Emissions might not be that telling, since the per capita emissions of the Chinese population should only rise a bit in this decade, before starting to fall (more green energy and nuclear).
It is far from accurate but it's fair to say there is a certain trend to emissions data once you account for major factors.
It is a useful litmus test just like GDP per capita is also a useful litmus test (it's still a highly inaccurate way to figure these things out).

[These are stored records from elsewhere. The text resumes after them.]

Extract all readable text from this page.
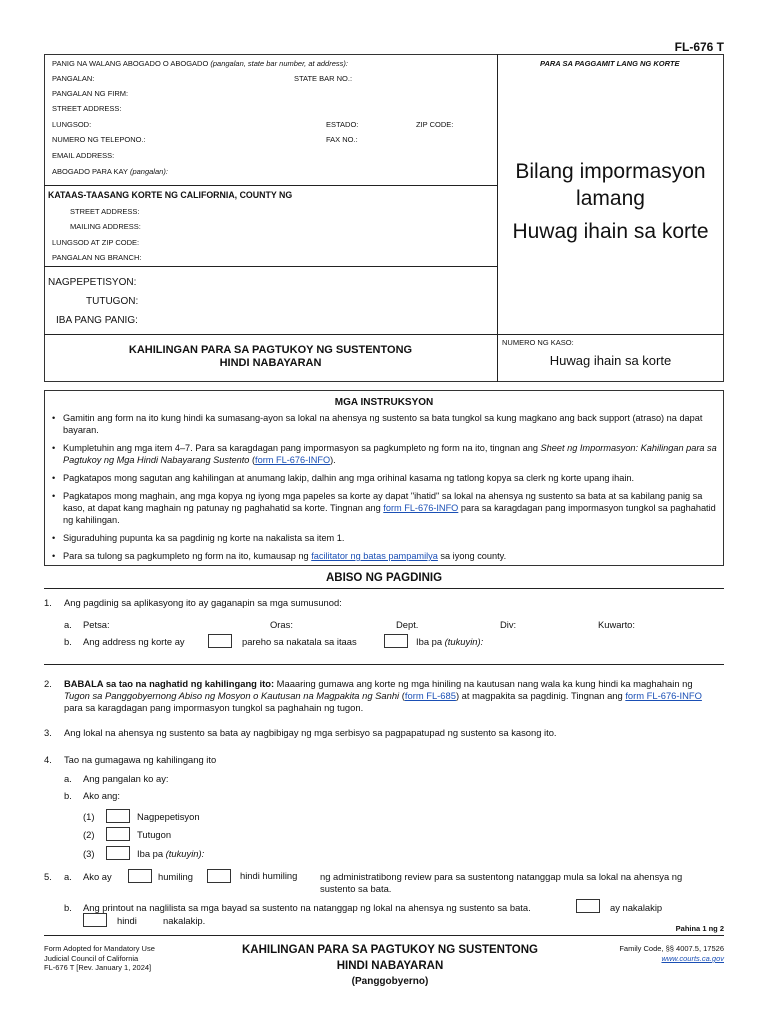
FL-676 T
PANIG NA WALANG ABOGADO O ABOGADO (pangalan, state bar number, at address):	PARA SA PAGGAMIT LANG NG KORTE
PANGALAN:	STATE BAR NO.:
PANGALAN NG FIRM:
STREET ADDRESS:
LUNGSOD:	ESTADO:	ZIP CODE:
NUMERO NG TELEPONO.:	FAX NO.:
EMAIL ADDRESS:
ABOGADO PARA KAY (pangalan):
KATAAS-TAASANG KORTE NG CALIFORNIA, COUNTY NG
STREET ADDRESS:
MAILING ADDRESS:
LUNGSOD AT ZIP CODE:
PANGALAN NG BRANCH:
NAGPEPETISYON:
TUTUGON:
IBA PANG PANIG:
Bilang impormasyon
lamang
Huwag ihain sa korte
KAHILINGAN PARA SA PAGTUKOY NG SUSTENTONG
HINDI NABAYARAN
NUMERO NG KASO:
Huwag ihain sa korte
MGA INSTRUKSYON
• Gamitin ang form na ito kung hindi ka sumasang-ayon sa lokal na ahensya ng sustento sa bata tungkol sa kung magkano ang back support (atraso) na dapat bayaran.
• Kumpletuhin ang mga item 4–7. Para sa karagdagan pang impormasyon sa pagkumpleto ng form na ito, tingnan ang Sheet ng Impormasyon: Kahilingan para sa Pagtukoy ng Mga Hindi Nabayarang Sustento (form FL-676-INFO).
• Pagkatapos mong sagutan ang kahilingan at anumang lakip, dalhin ang mga orihinal kasama ng tatlong kopya sa clerk ng korte upang ihain.
• Pagkatapos mong maghain, ang mga kopya ng iyong mga papeles sa korte ay dapat "ihatid" sa lokal na ahensya ng sustento sa bata at sa kabilang panig sa kaso, at dapat kang maghain ng patunay ng paghahatid sa korte. Tingnan ang form FL-676-INFO para sa karagdagan pang impormasyon tungkol sa paghahatid ng kahilingan.
• Siguraduhing pupunta ka sa pagdinig ng korte na nakalista sa item 1.
• Para sa tulong sa pagkumpleto ng form na ito, kumausap ng facilitator ng batas pampamilya sa iyong county.
ABISO NG PAGDINIG
1. Ang pagdinig sa aplikasyong ito ay gaganapin sa mga sumusunod:
a. Petsa:	Oras:	Dept.	Div:	Kuwarto:
b. Ang address ng korte ay	pareho sa nakatala sa itaas	Iba pa (tukuyin):
2. BABALA sa tao na naghatid ng kahilingang ito: Maaaring gumawa ang korte ng mga hiniling na kautusan nang wala ka kung hindi ka maghahain ng Tugon sa Panggobyernong Abiso ng Mosyon o Kautusan na Magpakita ng Sanhi (form FL-685) at magpakita sa pagdinig. Tingnan ang form FL-676-INFO para sa karagdagan pang impormasyon tungkol sa paghahain ng tugon.
3. Ang lokal na ahensya ng sustento sa bata ay nagbibigay ng mga serbisyo sa pagpapatupad ng sustento sa kasong ito.
4. Tao na gumagawa ng kahilingang ito
a. Ang pangalan ko ay:
b. Ako ang:
(1)	Nagpepetisyon
(2)	Tutugon
(3)	Iba pa (tukuyin):
5. a. Ako ay	humiling	hindi humiling ng administratibong review para sa sustentong natanggap mula sa lokal na ahensya ng sustento sa bata.
b. Ang printout na naglilista sa mga bayad sa sustento na natanggap ng lokal na ahensya ng sustento sa bata.	ay nakalakip
hindi	nakalakip.
Pahina 1 ng 2
Form Adopted for Mandatory Use
Judicial Council of California
FL-676 T [Rev. January 1, 2024]
KAHILINGAN PARA SA PAGTUKOY NG SUSTENTONG
HINDI NABAYARAN
(Panggobyerno)
Family Code, §§ 4007.5, 17526
www.courts.ca.gov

Point is that there is a pattern to take note of with emissions. Literally all the industrialised and developed nations with the higher standards of living and all associated metrics have high per capita emissions. Single out all the tech dominant ones (USA, Japan, Germany, South Korea, France, Sweden, UK) and they also measure up. These two are obviously hand in hand EXCEPT when it comes to China. China is NOT a developed nation yet with similar comprehensive top tier, non-political, indicator metrics (although mostly up there in 80%+ categories) but China IS absolutely a tech dominating nation even ahead of a few on that list in multiple domains and in multiple
ways.
So China is the only
current outlier when it comes to tech and industry along with development but this was also the case for Japan and South Korea before they were above those "developed nation" indicator metrics. Russia ain't an industrial or tech slouch at all (despite losing ground post Soviet Union) and isn't anywhere near comprehensively above those metrics either. In many ways even below China.
All this is to say if we consider China's overall results on development indicators and litmus tests like GDP per cap (as inaccurate a picture as that may build) and emissions per capita, it's abundantly clear that China can do a lot better and will since it is developing and progressing and finding new things to improve on. If it were to reach a benchmark peak of Japan/USA overall productivity and efficiency, China would be several times "bigger" than the USA at its peak. 300 million people and 1500 million people at the same individual productivity level.
USA has one major advantage and that is the fact it still attracts a lot of the world's best and brightest and hardest working because it offers some of the most renowned, well funded, experienced, well connected etc industries and great pay. Not to mention better overall living standards than China currently offers. The irony of increased US violence and racism is that fewer East Asian talents are making a life there compared to the past and some established ones are leaving.
China has the advantage of homogeneity and the relative social harmonies that come with homogeneity. Chinese people also have measurably higher IQ and not by insignificant levels either. That
does help as we can see in Indonesia and Malaysia migrant and development over the years where higher IQ develop nations and industries and move towards the top of the social pyramid. Then we have examples of South Korea, Taiwan, Japan, and Singapore knocking it out of the park in such short periods of time, recovering from colonialism, war, civil war, being robbed clean and so on. Chinese Indonesians and Malaysians had to deal with real and actual, proven and acknowledged genocide (not CNN genocide) and still within generations, move to the top and are almost the exclusive contributors to tech and industry in those nations.
However, China's homogeneity comes at the cost of diversity of thinking. There is something to be said of the benefits there but the drawbacks almost completely offset those with other inefficiencies and conflicts that arise from identity differences. Especially considering a society that cannot deal with those conflicts well enough.